There was no special energy drink either for Rogers and he survived on Sprite or Coke and water with a touch of salt thrown in. “We survived on what we knew worked for us. At times, people were horrified at how little we drank on the run, but it worked for me.”

With so much running under his belt, it’s natural for Rogers’s body to lodge a complaint somewhere along the line and in 2003, he took note of a dodgy hip.

“I saw a top-class bloke who did a hip resurfacing procedure for me as opposed to a hip replacement. It was like going from a mini to a Rolls Royce and I have knocked up seven Comrades and about 40 000 km with no hassle,” he said.

Asked whether he preferred the up or down run, Rogers gave an answer that made perfect sense. “When you are strong and have done the right training, the up run is easier and better. But, like me, when you become an old jalopy, it becomes far easier to go downhill,” he said.

Having run with and witnessed some of the Comrades greats through the years, Rogers is adamant who he considers his best of the lot.

“For me, it remains Derek Preiss, winner in 1974/75 and still the only runner to win Comrades and Two Oceans in the same year,” he said. “He was phenomenal. He was young (21 when he won in 1974), strong and had legs like pistons. Physically he was awesome but mentally, he had big match temperament while running but could not handle the pressure out of running.

“It was a pity as he no doubt could have won more Comrades and been a true great, but what he did achieve will live with me forever.”

Rogers recounted an incident that indicates how good Preiss really was. “We trained a lot together and we had done a 65 km run one Saturday morning and I was finished.

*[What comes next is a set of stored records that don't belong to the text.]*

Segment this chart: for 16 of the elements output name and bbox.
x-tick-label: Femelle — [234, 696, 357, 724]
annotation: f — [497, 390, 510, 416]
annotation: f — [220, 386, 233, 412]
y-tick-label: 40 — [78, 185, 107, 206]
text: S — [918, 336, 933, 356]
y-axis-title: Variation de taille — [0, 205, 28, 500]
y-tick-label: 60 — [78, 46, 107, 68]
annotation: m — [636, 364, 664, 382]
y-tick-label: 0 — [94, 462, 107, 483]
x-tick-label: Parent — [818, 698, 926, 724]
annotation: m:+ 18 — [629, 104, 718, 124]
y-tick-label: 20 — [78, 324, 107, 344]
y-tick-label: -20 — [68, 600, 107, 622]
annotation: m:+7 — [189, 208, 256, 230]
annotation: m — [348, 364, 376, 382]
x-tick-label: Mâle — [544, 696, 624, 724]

No sooner had I arrived home when Derek phones and says we have a cross country commitment that afternoon,” said Rogers.

“Off I go, the last thing I want as I am still sore and tender, to do the 12 km. Lo and behold, I am in about seventh place when Derek pops up on the sideline to cheer me on to score points for our club, Westville. He had won the race and said he felt a little tired but okay.”

Manie Kuhn, winner in 1967 and Dave Bagshaw, three-time winner (1969-71) also get the nod from Rogers who points out that in that era, there was no professionalism, with runners holding down a job and finding their own time to train.

“It’s been a tremendous ride with some way to go still. My wife Wendy has been with me through all my Comrades runs and so has my family in latter years, and for the moment, I can remember how many years we have been married as that is how many Comrades medals I hope to have by Sunday night — 46,” said Rogers.